Toracchio S, Capodicasa S, Soraja D B, Cellini L, Marzio L
Section of Molecular Pathology, Department of Oncology and Neuroscience, G. d'Annunzio University, Chieti-Pescara, Italy.
Dig Liver Dis. 2005 Jan;37(1):33-8. doi: 10.1016/j.dld.2004.09.008.
Rifabutin has been empirically used in Helicobacter pylori infections resistant to triple therapy. There are no data on primary and secondary resistance to rifabutin and its use in specific cases.

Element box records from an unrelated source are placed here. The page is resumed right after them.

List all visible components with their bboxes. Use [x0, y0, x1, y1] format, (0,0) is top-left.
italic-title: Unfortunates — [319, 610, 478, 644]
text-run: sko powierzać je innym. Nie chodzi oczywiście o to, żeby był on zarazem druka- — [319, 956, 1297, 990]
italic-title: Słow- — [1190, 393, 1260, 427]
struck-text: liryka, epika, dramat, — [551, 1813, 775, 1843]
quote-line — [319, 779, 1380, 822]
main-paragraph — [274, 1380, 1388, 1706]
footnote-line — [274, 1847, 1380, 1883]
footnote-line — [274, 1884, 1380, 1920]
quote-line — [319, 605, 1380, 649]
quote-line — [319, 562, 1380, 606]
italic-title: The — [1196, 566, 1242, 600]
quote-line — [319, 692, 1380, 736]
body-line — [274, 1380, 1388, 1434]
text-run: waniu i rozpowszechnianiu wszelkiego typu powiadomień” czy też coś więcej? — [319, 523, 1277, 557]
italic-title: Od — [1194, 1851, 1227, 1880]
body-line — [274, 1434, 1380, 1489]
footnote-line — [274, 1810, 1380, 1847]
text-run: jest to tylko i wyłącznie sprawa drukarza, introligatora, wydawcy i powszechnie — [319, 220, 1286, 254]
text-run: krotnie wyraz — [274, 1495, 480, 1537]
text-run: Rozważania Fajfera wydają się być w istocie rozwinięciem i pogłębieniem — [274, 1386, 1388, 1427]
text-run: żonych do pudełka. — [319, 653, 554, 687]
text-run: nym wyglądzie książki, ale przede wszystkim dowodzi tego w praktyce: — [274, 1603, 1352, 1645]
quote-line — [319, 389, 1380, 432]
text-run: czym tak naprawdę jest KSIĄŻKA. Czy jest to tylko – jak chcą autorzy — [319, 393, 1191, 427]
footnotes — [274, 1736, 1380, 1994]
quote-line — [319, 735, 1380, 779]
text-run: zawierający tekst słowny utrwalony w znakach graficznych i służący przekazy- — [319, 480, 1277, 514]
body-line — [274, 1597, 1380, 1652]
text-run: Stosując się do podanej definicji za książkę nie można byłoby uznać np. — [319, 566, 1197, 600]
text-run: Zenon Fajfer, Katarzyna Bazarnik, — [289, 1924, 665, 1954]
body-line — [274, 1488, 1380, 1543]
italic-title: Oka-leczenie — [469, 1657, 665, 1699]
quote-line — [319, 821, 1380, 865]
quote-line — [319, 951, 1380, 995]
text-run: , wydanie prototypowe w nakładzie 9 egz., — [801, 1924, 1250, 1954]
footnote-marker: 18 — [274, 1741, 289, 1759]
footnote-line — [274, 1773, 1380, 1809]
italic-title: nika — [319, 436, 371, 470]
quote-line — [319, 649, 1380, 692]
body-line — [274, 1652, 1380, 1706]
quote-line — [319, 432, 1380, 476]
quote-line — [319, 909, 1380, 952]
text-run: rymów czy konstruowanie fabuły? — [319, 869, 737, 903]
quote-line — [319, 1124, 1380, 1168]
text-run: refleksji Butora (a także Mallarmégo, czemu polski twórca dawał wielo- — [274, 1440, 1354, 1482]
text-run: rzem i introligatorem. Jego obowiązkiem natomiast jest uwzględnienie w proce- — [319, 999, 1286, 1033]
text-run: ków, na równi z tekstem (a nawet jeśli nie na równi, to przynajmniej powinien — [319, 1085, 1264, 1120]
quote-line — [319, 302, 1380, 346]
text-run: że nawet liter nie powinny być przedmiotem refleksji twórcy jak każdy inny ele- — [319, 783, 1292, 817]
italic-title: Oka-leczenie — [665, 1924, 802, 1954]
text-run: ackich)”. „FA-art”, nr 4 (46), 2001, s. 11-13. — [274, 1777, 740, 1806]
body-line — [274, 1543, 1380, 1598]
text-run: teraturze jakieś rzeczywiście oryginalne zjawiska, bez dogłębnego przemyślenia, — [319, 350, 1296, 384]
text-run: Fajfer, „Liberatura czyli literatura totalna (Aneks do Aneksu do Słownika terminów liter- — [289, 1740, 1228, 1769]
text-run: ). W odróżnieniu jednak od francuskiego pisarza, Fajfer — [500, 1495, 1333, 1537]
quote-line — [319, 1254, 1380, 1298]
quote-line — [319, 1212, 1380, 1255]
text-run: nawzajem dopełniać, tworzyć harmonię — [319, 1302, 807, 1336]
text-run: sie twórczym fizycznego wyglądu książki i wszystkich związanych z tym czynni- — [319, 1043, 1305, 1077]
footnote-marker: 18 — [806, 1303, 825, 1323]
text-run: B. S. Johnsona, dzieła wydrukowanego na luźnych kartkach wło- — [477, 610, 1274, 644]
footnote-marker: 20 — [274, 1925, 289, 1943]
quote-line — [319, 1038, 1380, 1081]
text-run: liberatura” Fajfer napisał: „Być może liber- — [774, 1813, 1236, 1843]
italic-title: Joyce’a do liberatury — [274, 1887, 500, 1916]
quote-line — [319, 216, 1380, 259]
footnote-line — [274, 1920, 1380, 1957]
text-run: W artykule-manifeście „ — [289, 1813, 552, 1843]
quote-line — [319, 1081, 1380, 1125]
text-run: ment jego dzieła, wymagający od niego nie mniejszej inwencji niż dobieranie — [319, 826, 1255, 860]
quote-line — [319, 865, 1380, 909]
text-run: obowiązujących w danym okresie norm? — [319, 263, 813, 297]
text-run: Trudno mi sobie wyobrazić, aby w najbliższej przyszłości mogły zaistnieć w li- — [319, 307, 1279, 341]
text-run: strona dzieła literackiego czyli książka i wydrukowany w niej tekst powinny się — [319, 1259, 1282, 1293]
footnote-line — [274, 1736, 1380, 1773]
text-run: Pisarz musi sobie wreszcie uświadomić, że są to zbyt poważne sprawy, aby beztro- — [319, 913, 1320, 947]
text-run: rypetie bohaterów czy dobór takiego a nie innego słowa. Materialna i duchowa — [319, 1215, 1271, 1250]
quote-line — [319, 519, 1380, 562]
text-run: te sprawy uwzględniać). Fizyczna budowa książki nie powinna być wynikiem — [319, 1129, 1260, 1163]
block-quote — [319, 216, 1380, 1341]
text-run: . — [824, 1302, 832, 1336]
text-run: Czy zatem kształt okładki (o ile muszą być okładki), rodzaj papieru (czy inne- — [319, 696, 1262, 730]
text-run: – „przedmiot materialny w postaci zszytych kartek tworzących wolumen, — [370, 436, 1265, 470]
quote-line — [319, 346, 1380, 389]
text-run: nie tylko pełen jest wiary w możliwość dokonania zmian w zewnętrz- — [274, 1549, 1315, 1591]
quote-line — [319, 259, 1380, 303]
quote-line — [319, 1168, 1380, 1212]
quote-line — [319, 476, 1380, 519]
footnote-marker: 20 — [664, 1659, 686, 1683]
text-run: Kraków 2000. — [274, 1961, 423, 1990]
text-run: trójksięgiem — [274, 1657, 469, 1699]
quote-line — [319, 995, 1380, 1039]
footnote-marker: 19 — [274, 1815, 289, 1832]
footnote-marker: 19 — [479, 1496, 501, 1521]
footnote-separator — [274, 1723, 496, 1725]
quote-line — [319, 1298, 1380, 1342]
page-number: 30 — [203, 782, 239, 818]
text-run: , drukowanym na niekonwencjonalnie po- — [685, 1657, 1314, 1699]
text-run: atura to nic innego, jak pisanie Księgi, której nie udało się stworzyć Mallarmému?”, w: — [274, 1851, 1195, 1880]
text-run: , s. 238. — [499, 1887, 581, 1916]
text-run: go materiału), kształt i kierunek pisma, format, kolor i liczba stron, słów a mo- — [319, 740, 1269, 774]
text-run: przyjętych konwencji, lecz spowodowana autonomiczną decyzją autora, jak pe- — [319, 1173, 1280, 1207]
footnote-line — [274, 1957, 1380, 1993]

To analyse the susceptibility and resistance to rifabutin in H. pylori-positive patients with or without previous H. pylori therapy and to test the efficacy of rifabutin in H. pylori resistant to clarithromycin and tinidazole.
Four hundred and twenty H. pylori-positive patients without previous exposure to triple therapy and 104 patients who had already received one course of triple therapy underwent upper endoscopy for dyspeptic symptoms and H. pylori susceptibility test. Amoxicillin, clarithromycin, tinidazole and rifabutin were evaluated for resistance and susceptibility. Forty patients with primary resistance to both clarithromycin and tinidazole and with susceptibility to amoxicillin and rifabutin, and 65 patients with secondary resistance and susceptibility to the same antibiotics were identified. All these patients received a 10-day triple therapy with pantoprazole amoxicillin and rifabutin. Treatment success was evaluated by the 13C-Urea Breath test.
In naive patients 23% of strains were resistant to clarythromycin, 35% to tinidazole, 9% to both antibiotics, and none was resistant to rifabutin In patients already treated the percentages of resistant strains were 76, 64.4, 62.5 and 1%, respectively. With rifabutin based triple therapy eradication rates were (Per Protocol and Intention-to-Treat analysis) 100 and 87.5% in primary resistance to clarithromycin and tinidazole and 82.2 and 78.5% in secondary resistance.
H. pylori primary and secondary resistances to clarithromycin and tinidazole are high in our geographic area, while resistance to rifabutin is rare. Rifabutin-based triple therapy, can be successfully used in primary and secondary resistance to clarithromycin and tinidazole according to the in vitro susceptibility test.
利福布汀已被经验性用于对三联疗法耐药的幽门螺杆菌感染。目前尚无关于利福布汀的原发性和继发性耐药及其在特定病例中的应用的数据。
分析幽门螺杆菌阳性患者(无论之前是否接受过幽门螺杆菌治疗)对利福布汀的敏感性和耐药性,并测试利福布汀对克拉霉素和替硝唑耐药的幽门螺杆菌的疗效。
420例未接受过三联疗法的幽门螺杆菌阳性患者和104例已接受过一个疗程三联疗法的患者因消化不良症状接受了上消化道内镜检查及幽门螺杆菌敏感性检测。评估了阿莫西林、克拉霉素、替硝唑和利福布汀的耐药性和敏感性。确定了40例对克拉霉素和替硝唑均原发性耐药但对阿莫西林和利福布汀敏感的患者,以及65例对相同抗生素继发性耐药但敏感的患者。所有这些患者均接受了为期10天的泮托拉唑、阿莫西林和利福布汀三联疗法。通过13C-尿素呼气试验评估治疗效果。
在未接受过治疗的患者中,23%的菌株对克拉霉素耐药,35%对替硝唑耐药,9%对两种抗生素均耐药,且无一例对利福布汀耐药。在已接受过治疗的患者中,耐药菌株的百分比分别为76%、64.4%、62.5%和1%。基于利福布汀的三联疗法的根除率(符合方案分析和意向性分析)在对克拉霉素和替硝唑原发性耐药时分别为100%和87.5%,在继发性耐药时分别为82.2%和78.5%。
在我们所在地区,幽门螺杆菌对克拉霉素和替硝唑的原发性和继发性耐药率较高,而对利福布汀的耐药率较低。根据体外敏感性试验,基于利福布汀的三联疗法可成功用于对克拉霉素和替硝唑的原发性和继发性耐药情况。